Berkat kecepatan teknologi, gelar teknologi saat ini bukan lagi menjadi poin kunci dalam industri TI. Berbagai sumber untuk belajar juga sangat beragam mulai dari bootcamp, kursus online, artikel dari berbagai platform (medium dan dev.to) sampai channel Youtube yang sifatnya gratis sangat mudah sekali dijumpai saat ini.

Terjun di industri TI artinya menaruh dedikasi penuh untuk mau terus belajar dan belajar karena teknologi akan selalu berkembang dari waktu ke waktu. Jadilah katalisator untuk perubahan, selalu tingkatkan rasa haus pengetahuan. Tidak takut atau malu untuk mengajukan pertanyaan, kemauan untuk belajar dari orang lain dan menerima untuk gagal.

Berkomunitas

Setelah menerapkan tiga poin di atas, poin terakhir ini tidak akan sulit untuk dilakukan. Sering sekali teman-teman perempuan kerap merasa minder untuk bergabung dengan komunitas dengan alasan masih newbie, pemula, tidak sebanding dengan mereka yang telah lama menempuh karir di sektor industri tidak ada lagi alasan bagi perempuan untuk merasa terintimidasi dengan banyaknya laki-laki di komunitas TI karena sekarang komunitas perempuan di bidang TI sudah mulai berkembang dan sudah tersebar di beberapa provinsi, seperti Girls in Tech, Generation Girl, Women Techmaker, FemaleGeek, PerempuanWP, dan masih banyak lagi.

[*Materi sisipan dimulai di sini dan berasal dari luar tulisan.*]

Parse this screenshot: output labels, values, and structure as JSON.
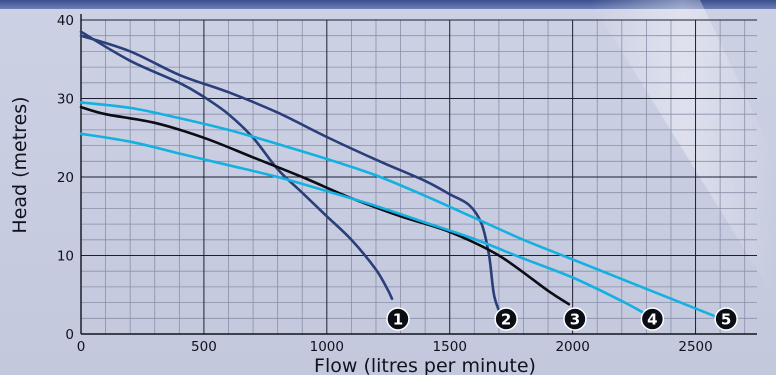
{
  "chart_data": {
    "type": "line",
    "title": "",
    "xlabel": "Flow (litres per minute)",
    "ylabel": "Head (metres)",
    "xlim": [
      0,
      2750
    ],
    "ylim": [
      0,
      40
    ],
    "x_ticks": [
      0,
      500,
      1000,
      1500,
      2000,
      2500
    ],
    "y_ticks": [
      0,
      10,
      20,
      30,
      40
    ],
    "grid": true,
    "series": [
      {
        "name": "1",
        "color": "#2a3f7a",
        "points": [
          [
            0,
            38.5
          ],
          [
            200,
            34.8
          ],
          [
            400,
            32
          ],
          [
            500,
            30.2
          ],
          [
            600,
            28
          ],
          [
            700,
            25
          ],
          [
            800,
            21
          ],
          [
            900,
            18
          ],
          [
            1000,
            15
          ],
          [
            1100,
            12
          ],
          [
            1200,
            8.2
          ],
          [
            1250,
            5.5
          ],
          [
            1265,
            4.5
          ]
        ]
      },
      {
        "name": "2",
        "color": "#2a3f7a",
        "points": [
          [
            0,
            38
          ],
          [
            200,
            36
          ],
          [
            400,
            33
          ],
          [
            600,
            30.8
          ],
          [
            800,
            28.2
          ],
          [
            1000,
            25.1
          ],
          [
            1200,
            22.2
          ],
          [
            1400,
            19.5
          ],
          [
            1500,
            17.8
          ],
          [
            1580,
            16.4
          ],
          [
            1630,
            14
          ],
          [
            1660,
            10
          ],
          [
            1680,
            5
          ],
          [
            1705,
            2.6
          ]
        ]
      },
      {
        "name": "3",
        "color": "#0b0d14",
        "points": [
          [
            0,
            28.9
          ],
          [
            100,
            28
          ],
          [
            300,
            26.9
          ],
          [
            500,
            25
          ],
          [
            700,
            22.5
          ],
          [
            900,
            20
          ],
          [
            1100,
            17.3
          ],
          [
            1300,
            15
          ],
          [
            1500,
            13
          ],
          [
            1700,
            10
          ],
          [
            1900,
            5.5
          ],
          [
            1985,
            3.8
          ]
        ]
      },
      {
        "name": "4",
        "color": "#14b1e0",
        "points": [
          [
            0,
            25.5
          ],
          [
            200,
            24.5
          ],
          [
            400,
            23
          ],
          [
            600,
            21.5
          ],
          [
            800,
            20
          ],
          [
            1000,
            18.2
          ],
          [
            1200,
            16.3
          ],
          [
            1400,
            14.2
          ],
          [
            1600,
            12.1
          ],
          [
            1800,
            9.6
          ],
          [
            2000,
            7.2
          ],
          [
            2200,
            4.2
          ],
          [
            2300,
            2.5
          ]
        ]
      },
      {
        "name": "5",
        "color": "#14b1e0",
        "points": [
          [
            0,
            29.5
          ],
          [
            200,
            28.8
          ],
          [
            400,
            27.5
          ],
          [
            600,
            26
          ],
          [
            800,
            24.2
          ],
          [
            1000,
            22.3
          ],
          [
            1200,
            20.2
          ],
          [
            1400,
            17.6
          ],
          [
            1600,
            14.8
          ],
          [
            1800,
            12
          ],
          [
            2000,
            9.5
          ],
          [
            2200,
            7
          ],
          [
            2400,
            4.5
          ],
          [
            2600,
            2
          ]
        ]
      }
    ]
  }
}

If you want to go fast, go alone. If you want to go far, go together

African Proverb

Penutup

Jika kamu seorang bagian dari women in tech dan membaca artikel ini, pertama-tama, kamu luar biasa. Kedua, jangan malu untuk berteriak di luar sana dan bangga dengan pekerjaan yang kamu miliki, alih-alih hanya berdiam diri di rumah dan tidak membiarkan seorang pun tahu kalau kamu bekerja di industri TI, hanya karena melihat industri ini didominasi oleh laki-laki. Kita dapat membuat perubahan dengan berbagi cerita kita dengan menjangkau wanita lainnya.

Mematahkan stereotip yang sudah lama dipegang, seperti anggapan bahwa menjadi software engineer dan tech role lainnya bukan untuk perempuan, adalah sesuatu yang tidak akan terjadi dalam semalam. Melawan stereotip semacam ini bisa dimulai dengan menyoroti keberhasilan para wanita yang unggul dalam industri TI.

Semakin banyak perempuan yang memiliki visibilitas terhadap perempuan yang bekerja di industri TI di dunia, semakin tinggi kemungkinan perempuan generasi muda akan memiliki minat di industri TI, sampai akhirnya tidak ada lagi istilah “Women in Tech” karena teknologi adalah untuk semua orang.